Bravo, who has replaced injured wicketkeeper Denesh Ramdin as West Indies’ vice-captain for the five-match Digicel One-Day International Cricket Series against Australia starting in St Vincent, tomorrow, says he will do all he can to drive the team towards success in the upcoming matches.

“We have a very young team and, as one of the senior players, I have to step in and make my presence felt. The fire is still blazing in me. I will be bringing the same level of enthusiasm and commitment that I always had. That is the only way I know how to play, by giving my all to the team,” he said after a training session at Arnos Vale Cricket Ground yesterday.

Bravo, who missed the away tours to Bangladesh and India late last year, is making a return to the team after an absence of more than six months and said he was delighted to be wearing the maroon shirt and representing the people of the West Indies.

“It is special to be back on the team for a series in the Caribbean, where most of my fans are and where I get a lot of support. I’m looking to make this year a big year. I want to make 2012 my year,” he added.

Bravo is now in his ninth year at the international level and has so far played 117 ODIs making 1 910 runs and taking 136 wickets. He has led the West Indies before – including one Test match – against South Africa at Durban in January 2008 and said he was happy to be named vice-captain.

“When I was asked to do the job, I happily accepted. As vice-captain, I know I have a very important job to do.  My job is to support captain Darren Sammy and work alongside him, and help my teammates and put in those major performances for the team.”

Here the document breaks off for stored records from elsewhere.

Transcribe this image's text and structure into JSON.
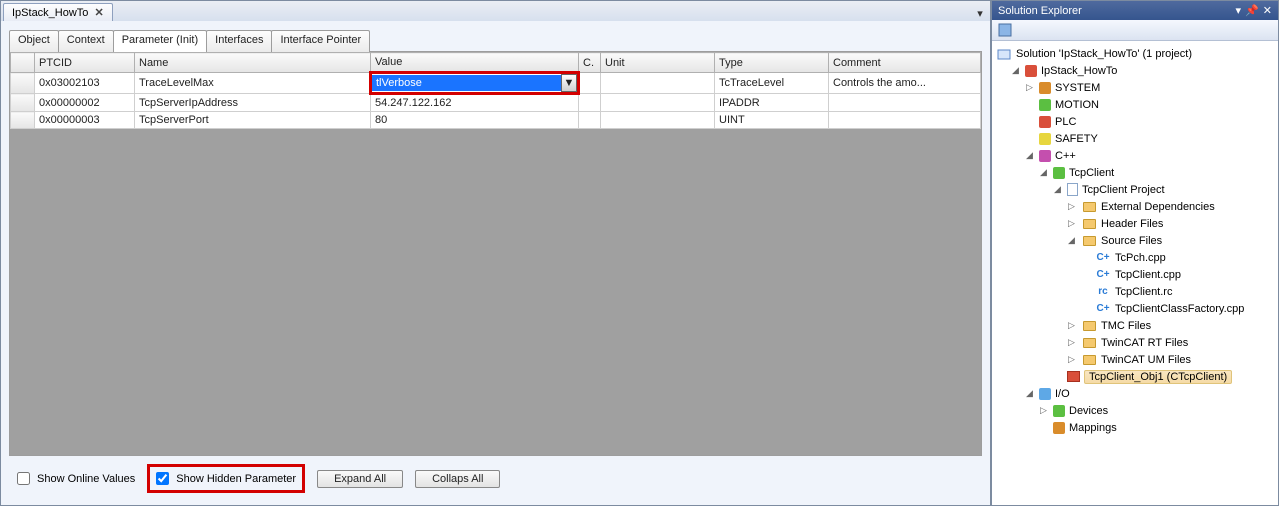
{
  "doc_tab": {
    "title": "IpStack_HowTo",
    "close": "✕",
    "dropdown": "▾"
  },
  "tabs": {
    "object": "Object",
    "context": "Context",
    "param": "Parameter (Init)",
    "interfaces": "Interfaces",
    "ifptr": "Interface Pointer"
  },
  "grid": {
    "headers": {
      "ptcid": "PTCID",
      "name": "Name",
      "value": "Value",
      "cs": "C.",
      "unit": "Unit",
      "type": "Type",
      "comment": "Comment"
    },
    "rows": [
      {
        "ptcid": "0x03002103",
        "name": "TraceLevelMax",
        "value": "tlVerbose",
        "unit": "",
        "type": "TcTraceLevel",
        "comment": "Controls the amo..."
      },
      {
        "ptcid": "0x00000002",
        "name": "TcpServerIpAddress",
        "value": "54.247.122.162",
        "unit": "",
        "type": "IPADDR",
        "comment": ""
      },
      {
        "ptcid": "0x00000003",
        "name": "TcpServerPort",
        "value": "80",
        "unit": "",
        "type": "UINT",
        "comment": ""
      }
    ]
  },
  "bottom": {
    "show_online": "Show Online Values",
    "show_hidden": "Show Hidden Parameter",
    "expand": "Expand All",
    "collapse": "Collaps All"
  },
  "explorer": {
    "title": "Solution Explorer",
    "solution": "Solution 'IpStack_HowTo' (1 project)",
    "project": "IpStack_HowTo",
    "system": "SYSTEM",
    "motion": "MOTION",
    "plc": "PLC",
    "safety": "SAFETY",
    "cpp": "C++",
    "tcpclient": "TcpClient",
    "tcpclient_proj": "TcpClient Project",
    "ext_dep": "External Dependencies",
    "header_files": "Header Files",
    "source_files": "Source Files",
    "src1": "TcPch.cpp",
    "src2": "TcpClient.cpp",
    "src3": "TcpClient.rc",
    "src4": "TcpClientClassFactory.cpp",
    "tmc": "TMC Files",
    "rt": "TwinCAT RT Files",
    "um": "TwinCAT UM Files",
    "obj1": "TcpClient_Obj1 (CTcpClient)",
    "io": "I/O",
    "devices": "Devices",
    "mappings": "Mappings"
  }
}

Meanwhile, rookie off-spinner Sunil Narine believes he is learning quickly and says his first taste of international cricket last December when he played two ODIs against India has put him in good stead to face the Aussies.

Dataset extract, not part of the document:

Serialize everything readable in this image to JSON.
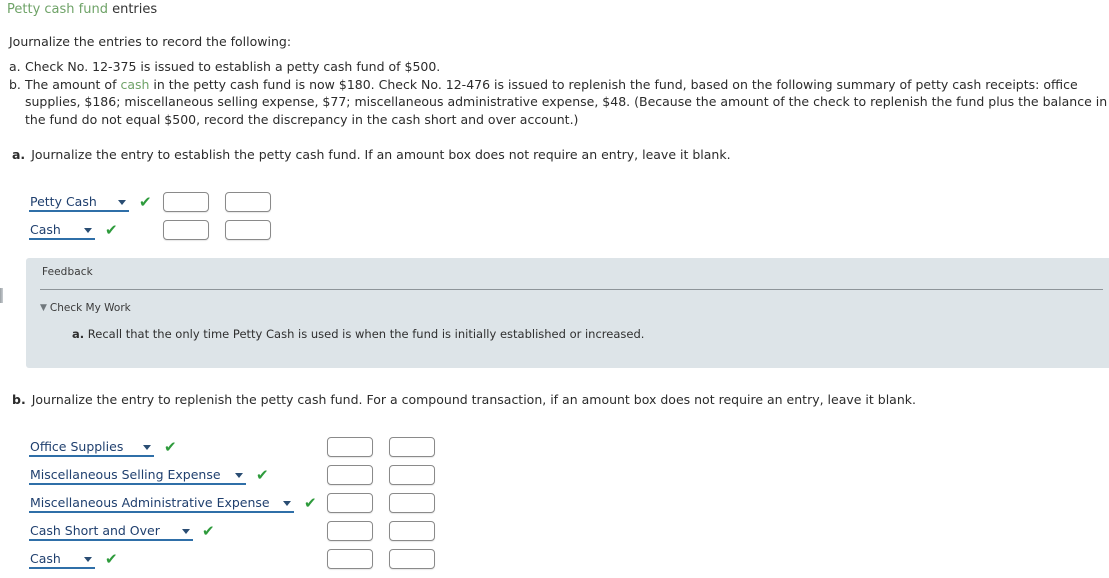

“When I played in India last year I got a feel for the atmosphere at international level. It was great. I’m really looking forward to the opportunity to play in front of West Indian fans,” the 23-year-old Trinidadian said.

“I learned a lot when I played those matches in India. I got to realize that at this level there is little room for error and your bad balls will be punished. The good players will punish you, and as a bowler you never want to be playing catchup.”

He added: “You have to be on top of your game from ball one, so my aim is always to make sure that when I take the field I’m mentally and physically up to the challenge. At this level of the game you have to be at your best at all times. There is no place to hide.”

He has been in superb form for Trinidad and Tobago in the first-class season, already snaring a tournament-leading 31 wickets from just three matches.

“Things have gone well for me . . . over the last week in the camp and I’m feeling good about the way I’m bowling,” he pointed out.

“The ball is coming out really nicely and I’m in the right shape both mentally and physically. [The game] did not start out too well for me . . .  I was not that good in my first spell, but I put that behind, had a rethink, and came back strong in my second spell.”